Wakil Presiden Jusuf Kalla sempat melontarkan pertanyaan kepada hadirin peserta "CEO Forum: Embracing Industry 4.0 Opportunity" di Jakarta, pertengahan Desember 2018. Inti pertanyaannya, apakah Indonesia harus setara dengan Jepang dalam hal pemanfaatan teknologi, semisal teknologi robotik?
Kalla pun membuat perbandingan. Jepang saat ini merupakan negara dengan populasi penduduk menua. Sebaliknya, Indonesia memiliki banyak penduduk usia muda yang membutuhkan pekerjaan.
Apabila semua hal kemudian digantikan robot atau terotomatisasi, maka pertanyaan berikut yang muncul adalah siapa yang akan menjadi konsumer? Siapa yang akan membeli produk-produk industri kalau orang tidak lagi bekerja dan tak berdaya beli karena tergantikan robot?
Robot memang bisa menggantikan, bahkan dengan lebih efektif atau presisi, beberapa hal yang sebelumnya dikerjakan secara manual oleh manusia. Namun, berbeda dengan pekerja manusia, robot toh tidak berbelanja sepatu, pakaian, kendaraan, dan beragam kebutuhan lainnya.
Di titik ini dinilai perlu ada suatu penyesuaian sampai seberapa besar tingkat kebutuhan akan robotik dan sistem terotomasi. Namun, pada forum tersebut Kalla pun menyinggung peranan teknologi dalam meningkatkan produktivitas, termasuk yang dibawa di era industri 4.0.
Hal senada disampaikan Managing Partner Indonesia, McKinsey & Company, Phillia Wibowo. Ada kesempatan bagi Indonesia untuk meningkatkan produktivitas melalui industri 4.0.
Merujuk riset McKinsey, digitalisasi bisa mendorong pertambahan hasil ekonomi Indonesia sebesar 120 miliar dollar AS di tahun 2025 mendatang dengan 34 miliar dollar AS di antaranya dihasilkan sektor manufaktur.
Percepatan penerapan teknologi digital terbaru di sektor manufaktur dinilai sangat penting. Pertimbangannya, peran sektor manufaktur bagi produk domestik bruto cukup berarti, sumbangannya mencapai sekitar 18 persen.
Sementara itu, Kementerian Perindustrian memperkirakan potensi industri digital di Indonesia pada tahun 2025 bisa mencapai 150 miliar dollar AS. Potensi penciptaan kebutuhan tenaga kerja mencapai 17 juta orang.

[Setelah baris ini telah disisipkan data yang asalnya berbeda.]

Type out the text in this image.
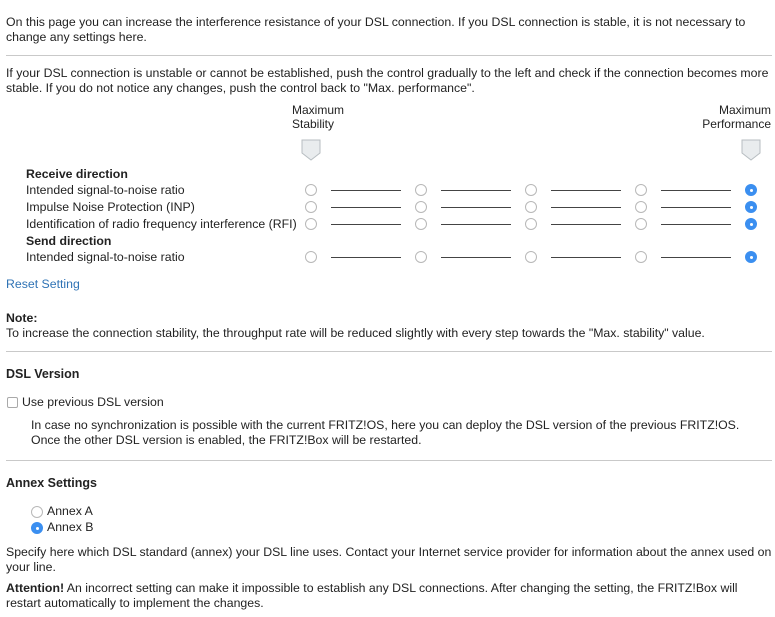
On this page you can increase the interference resistance of your DSL connection. If you DSL connection is stable, it is not necessary to change any settings here.

If your DSL connection is unstable or cannot be established, push the control gradually to the left and check if the connection becomes more stable. If you do not notice any changes, push the control back to "Max. performance".

Maximum
Stability
Maximum
Performance
Receive direction
Intended signal-to-noise ratio
Impulse Noise Protection (INP)
Identification of radio frequency interference (RFI)
Send direction
Intended signal-to-noise ratio
Reset Setting
Note:
To increase the connection stability, the throughput rate will be reduced slightly with every step towards the "Max. stability" value.
DSL Version
Use previous DSL version
In case no synchronization is possible with the current FRITZ!OS, here you can deploy the DSL version of the previous FRITZ!OS. Once the other DSL version is enabled, the FRITZ!Box will be restarted.
Annex Settings
Annex A
Annex B
Specify here which DSL standard (annex) your DSL line uses. Contact your Internet service provider for information about the annex used on your line.
Attention! An incorrect setting can make it impossible to establish any DSL connections. After changing the setting, the FRITZ!Box will restart automatically to implement the changes.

Perinciannya, sebanyak 4,5 juta orang adalah talenta yang terkait industri manufaktur dan 12,5 juta orang terkait industri jasanya. Hal ini dinilai menjadi kesempatan bagi Indonesia untuk menggapainya.
Apalagi negeri ini memiliki potensi sumber daya manusia dari bonus demografi yang bisa dimanfaatkan hingga tahun 2030. Negara dengan usia produktif lebih banyak berpotensi meningkatkan pertumbuhan ekonomi 1 hingga 2 persen.
Kerap disebutkan bahwa produktivitas terkait erat dengan daya saing. Persoalan daya saing tenaga kerja pun mengemuka pada acara 5th Indonesia Industrial Relations Conference yang bertema The Alignment of New Industrial Relations Policy toward Industry 4.0 Era. Acara tersebut digelar oleh Apindo Training Center pada November 2018 lalu.
Peningkatan kualitas dan daya saing sumber daya manusia diperlukan agar bonus demografi benar-benar dapat memberi manfaat dan bukan justru menjadi beban. Hal itu semua membutuhkan kemitraan dan tanggung jawab pemerintah, pemberi kerja, dan termasuk serikat pekerja. Intinya, semua pemangku kepentingan memegang peranan.